Questa Corte segue la tesi per cui <<other courts have determined that CDA immunity applies where the website merely provides a framework that could be utilized for proper or improper purposes by the user. See, e.g., Carafano v., Inc., 339 F.3d 1119, 1125 (9th Cir. 2003) (CDA immunity applies to a dating website even though some of the content was formulated in response to the website’s questionnaire because “the selection of the content was left exclusively to the user”) (emphasis added); Goddard v. Google, Inc., 640 F. Supp. 2d 1193, 1197 (N.D. Cal. 2009) (CDA immunity applies where the plaintiff alleged that Google’s suggestion tool, which used an algorithm to suggest specific keywords to advertisers, caused advertisers to post unlawful advertisements more frequently)>>, p. 11.

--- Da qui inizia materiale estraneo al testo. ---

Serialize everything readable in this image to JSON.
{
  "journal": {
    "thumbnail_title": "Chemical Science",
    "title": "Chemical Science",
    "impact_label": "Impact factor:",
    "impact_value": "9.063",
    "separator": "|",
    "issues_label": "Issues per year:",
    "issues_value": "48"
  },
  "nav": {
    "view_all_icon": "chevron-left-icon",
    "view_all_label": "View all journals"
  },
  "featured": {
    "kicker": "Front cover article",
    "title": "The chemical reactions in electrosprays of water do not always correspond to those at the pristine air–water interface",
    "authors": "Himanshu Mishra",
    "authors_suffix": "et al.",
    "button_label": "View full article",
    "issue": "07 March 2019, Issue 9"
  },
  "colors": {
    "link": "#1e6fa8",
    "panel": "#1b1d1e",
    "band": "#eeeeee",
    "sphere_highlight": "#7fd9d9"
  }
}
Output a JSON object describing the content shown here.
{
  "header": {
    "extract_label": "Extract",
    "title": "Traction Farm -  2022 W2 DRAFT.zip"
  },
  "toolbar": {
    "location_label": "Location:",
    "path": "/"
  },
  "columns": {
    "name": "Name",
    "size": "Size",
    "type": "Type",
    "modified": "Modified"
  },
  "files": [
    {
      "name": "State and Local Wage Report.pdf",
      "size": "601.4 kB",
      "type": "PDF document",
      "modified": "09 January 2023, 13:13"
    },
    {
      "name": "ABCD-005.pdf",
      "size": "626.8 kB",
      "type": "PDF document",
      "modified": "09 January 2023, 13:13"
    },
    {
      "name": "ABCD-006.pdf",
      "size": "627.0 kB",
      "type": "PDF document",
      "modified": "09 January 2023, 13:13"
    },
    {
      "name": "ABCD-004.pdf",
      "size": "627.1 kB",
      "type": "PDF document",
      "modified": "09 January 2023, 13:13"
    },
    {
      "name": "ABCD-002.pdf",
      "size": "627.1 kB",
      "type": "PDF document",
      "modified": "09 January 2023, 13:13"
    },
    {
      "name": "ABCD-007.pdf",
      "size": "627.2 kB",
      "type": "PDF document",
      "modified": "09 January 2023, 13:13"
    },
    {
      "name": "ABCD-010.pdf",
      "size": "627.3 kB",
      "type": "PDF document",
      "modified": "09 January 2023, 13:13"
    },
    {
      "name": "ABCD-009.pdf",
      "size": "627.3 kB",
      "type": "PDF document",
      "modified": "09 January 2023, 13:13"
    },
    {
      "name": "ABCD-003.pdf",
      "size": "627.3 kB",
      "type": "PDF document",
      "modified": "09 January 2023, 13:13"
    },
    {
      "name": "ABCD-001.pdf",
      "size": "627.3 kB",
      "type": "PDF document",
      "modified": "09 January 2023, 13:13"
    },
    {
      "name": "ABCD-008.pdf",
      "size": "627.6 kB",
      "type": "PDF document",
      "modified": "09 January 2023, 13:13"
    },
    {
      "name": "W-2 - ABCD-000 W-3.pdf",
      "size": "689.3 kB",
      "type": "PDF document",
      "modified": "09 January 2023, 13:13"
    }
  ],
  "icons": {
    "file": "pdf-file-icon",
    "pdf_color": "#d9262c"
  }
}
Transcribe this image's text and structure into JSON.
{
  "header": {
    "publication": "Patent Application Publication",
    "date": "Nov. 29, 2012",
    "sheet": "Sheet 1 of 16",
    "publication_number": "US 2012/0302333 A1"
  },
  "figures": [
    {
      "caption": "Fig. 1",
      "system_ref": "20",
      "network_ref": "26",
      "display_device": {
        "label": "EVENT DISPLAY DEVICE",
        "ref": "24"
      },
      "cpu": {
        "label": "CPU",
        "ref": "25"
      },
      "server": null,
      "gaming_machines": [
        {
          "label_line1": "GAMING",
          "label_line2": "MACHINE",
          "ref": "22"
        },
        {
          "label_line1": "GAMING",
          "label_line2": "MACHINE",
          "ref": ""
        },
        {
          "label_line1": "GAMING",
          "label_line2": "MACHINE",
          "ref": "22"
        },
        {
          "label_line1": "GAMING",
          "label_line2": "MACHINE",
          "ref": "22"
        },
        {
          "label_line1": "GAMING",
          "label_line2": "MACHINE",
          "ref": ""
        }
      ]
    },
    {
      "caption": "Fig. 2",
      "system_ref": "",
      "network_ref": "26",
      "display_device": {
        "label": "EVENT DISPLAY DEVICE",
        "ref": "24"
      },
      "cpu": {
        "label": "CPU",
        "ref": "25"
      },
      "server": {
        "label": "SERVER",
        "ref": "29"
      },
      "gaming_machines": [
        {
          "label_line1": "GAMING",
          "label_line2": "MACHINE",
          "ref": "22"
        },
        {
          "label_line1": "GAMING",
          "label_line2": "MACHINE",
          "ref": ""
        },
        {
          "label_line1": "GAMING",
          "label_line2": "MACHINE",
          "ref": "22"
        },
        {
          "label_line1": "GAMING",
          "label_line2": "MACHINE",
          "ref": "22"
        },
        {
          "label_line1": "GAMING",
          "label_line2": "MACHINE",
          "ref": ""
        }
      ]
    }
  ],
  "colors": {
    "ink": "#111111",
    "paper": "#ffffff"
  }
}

E applicando al caso specifico,  conclude che <<the Speed Filter is a neutral tool, which can be utilized for both proper and improper purposes. The Speed Filter is essentially a speedometer tool, which allows Defendant’s users to capture and share their speeds with others. The Speed Filter can be used at low or high speeds, and Defendant does not require any user to Snap a high speed. While Plaintiffs allege that some users believe that they will be rewarded by recording a 100-MPH or faster Snap, they do not allege that Snap actually rewards its users for doing so. In fact, when a user first opens the Speed Filter, a warning appears on the app stating “Please, DO NOT Snap and drive.” (RJN, Ex. A). When a user’s speed exceeds 15 m.p.h., another similar warning appears on the app. (RJN, Ex. B). While a user might use the Speed Filter to Snap a high number, the selection of this content (or number) appears to be entirely left to the user, and based on the warnings, capturing the speed while driving is in fact discouraged by Defendant.>>, p. 11 .

Il punto però è che il § 230 CDA richiede che la responsabilità derivi da informazione proveniente da terzo rispetto all’internet provider invocante il safe harbour: il che non ricorre nelle azioni basate sull’uso di Speed Filter.

Notizia dei casi presa dal blog di Eric Goldman.